I've been rereading the Sayings of the Desert Fathers recently as part of a little project to find a spiritual vocabulary adequate to the task of giving voice to the experiences of people I work with in our specialist cancer hospital. For a large group of our patients, those with cancers of the blood, the treatments often entail long periods of time in isolation with a severely compromised immune system. The intense solitude and hardship that can be part of this experience find some important echoes in the lives of the earliest Christian monks and nuns who chose a life of austere simplicity, confronting the demons that raise their ugly heads in such extreme conditions. And although the spiritual wisdom they passed on sometimes reflects this severe context with its harsh asceticism and spiritual struggle, there is also a deeply human and surprisingly gentle side to the Sayings. Theirs is a practical as well as mystical spirituality shaped by the humility that comes only from simplicity, self-awareness and alertness to the presence of God. I won't give too many examples because I'm saving all the best ones up for my little piece, but here's a wee flavour:
Abba Poemen was asked for whom this saying is suitable, 'Do not be anxious about tomorrow.' (Matt. 6.34) The old man said, 'It is said for the man who is tempted and has not much strength, so that he should not be worried, saying to himself, "How long must I suffer this temptation?" He should rather say every day to himself, "Today."' (Poemen 126)

But the real reason I wanted to mention the Desert Fathers and Mothers today is that it strikes me more and more that the desert is a major theme of Advent. For example, the prophetic texts we most associate with the season, including those linked to John the Baptist, are full of images of the wilderness. In these texts, perhaps especially those from 2nd and 3rd Isaiah, the desert is both a metaphor for destruction and barenness and a place of promise, the place from which salvation will come as it did for Moses. We tend to make the connection between the wilderness and the season of Lent, but it seems to me that Advent makes much more use of the desert as a way of exploring the need for hope in a hard place and the importance of stripping away any distractions that threaten our ability to see the light.

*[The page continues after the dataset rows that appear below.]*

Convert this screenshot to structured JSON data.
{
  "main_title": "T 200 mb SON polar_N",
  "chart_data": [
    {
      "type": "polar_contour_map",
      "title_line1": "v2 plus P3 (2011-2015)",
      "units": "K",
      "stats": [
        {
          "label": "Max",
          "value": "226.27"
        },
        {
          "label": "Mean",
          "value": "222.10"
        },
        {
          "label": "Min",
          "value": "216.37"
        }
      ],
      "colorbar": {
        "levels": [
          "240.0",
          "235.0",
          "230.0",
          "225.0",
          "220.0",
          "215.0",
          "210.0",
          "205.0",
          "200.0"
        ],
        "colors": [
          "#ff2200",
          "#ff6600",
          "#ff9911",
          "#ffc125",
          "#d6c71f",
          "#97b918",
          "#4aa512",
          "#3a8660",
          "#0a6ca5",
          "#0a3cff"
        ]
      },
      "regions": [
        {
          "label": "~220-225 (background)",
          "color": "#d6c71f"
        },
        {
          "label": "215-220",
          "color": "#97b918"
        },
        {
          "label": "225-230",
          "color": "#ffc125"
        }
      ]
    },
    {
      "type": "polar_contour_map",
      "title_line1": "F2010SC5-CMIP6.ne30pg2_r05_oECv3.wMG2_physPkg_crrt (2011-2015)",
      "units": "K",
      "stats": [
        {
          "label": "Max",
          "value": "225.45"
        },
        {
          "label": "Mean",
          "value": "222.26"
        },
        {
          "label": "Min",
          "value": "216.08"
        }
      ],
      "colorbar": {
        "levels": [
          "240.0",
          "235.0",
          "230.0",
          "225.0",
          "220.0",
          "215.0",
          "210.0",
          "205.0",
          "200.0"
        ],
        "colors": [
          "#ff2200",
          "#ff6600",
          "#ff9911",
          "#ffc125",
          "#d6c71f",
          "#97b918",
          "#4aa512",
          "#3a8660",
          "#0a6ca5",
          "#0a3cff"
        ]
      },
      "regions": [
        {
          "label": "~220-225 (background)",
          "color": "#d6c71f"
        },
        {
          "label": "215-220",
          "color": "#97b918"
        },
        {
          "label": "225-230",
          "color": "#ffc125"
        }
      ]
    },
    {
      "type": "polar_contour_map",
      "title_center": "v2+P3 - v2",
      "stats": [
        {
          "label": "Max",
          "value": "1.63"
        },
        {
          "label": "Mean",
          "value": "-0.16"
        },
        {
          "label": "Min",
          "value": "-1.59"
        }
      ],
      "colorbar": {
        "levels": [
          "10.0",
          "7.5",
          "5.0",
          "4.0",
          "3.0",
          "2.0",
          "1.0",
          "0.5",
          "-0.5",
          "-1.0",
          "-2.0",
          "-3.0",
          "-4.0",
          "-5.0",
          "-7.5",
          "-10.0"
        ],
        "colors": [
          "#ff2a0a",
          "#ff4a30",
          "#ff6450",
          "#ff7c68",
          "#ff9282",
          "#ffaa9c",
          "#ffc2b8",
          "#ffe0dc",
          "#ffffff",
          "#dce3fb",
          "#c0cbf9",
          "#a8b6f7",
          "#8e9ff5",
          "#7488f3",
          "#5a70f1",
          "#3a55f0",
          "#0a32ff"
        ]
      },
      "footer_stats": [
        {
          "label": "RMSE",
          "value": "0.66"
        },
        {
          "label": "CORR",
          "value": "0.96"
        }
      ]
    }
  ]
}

All of this means, of course, that there is a rather harder edge to Advent than we might normally allow. I have no desire to reduce the sense of expectant joy that pervades this season, but I feel that it's right that we rediscover some of the desert's hard-won riches as well, not least because it seems to me that a healthy dose of realism is essential at this time. 'Now it is time to awake out of sleep...' Advent is a desert time, a time for stripped-back, clear-eyed alertness.
As a guide to this rich season, I heartily recommend the Sayings of the Desert Fathers, and if you're looking for some more contemporary spiritual food, have a look at Kimberly Bohan's Love Blooms Bright, a lovely blog with a number of contributors under Kimberly's expert guidance.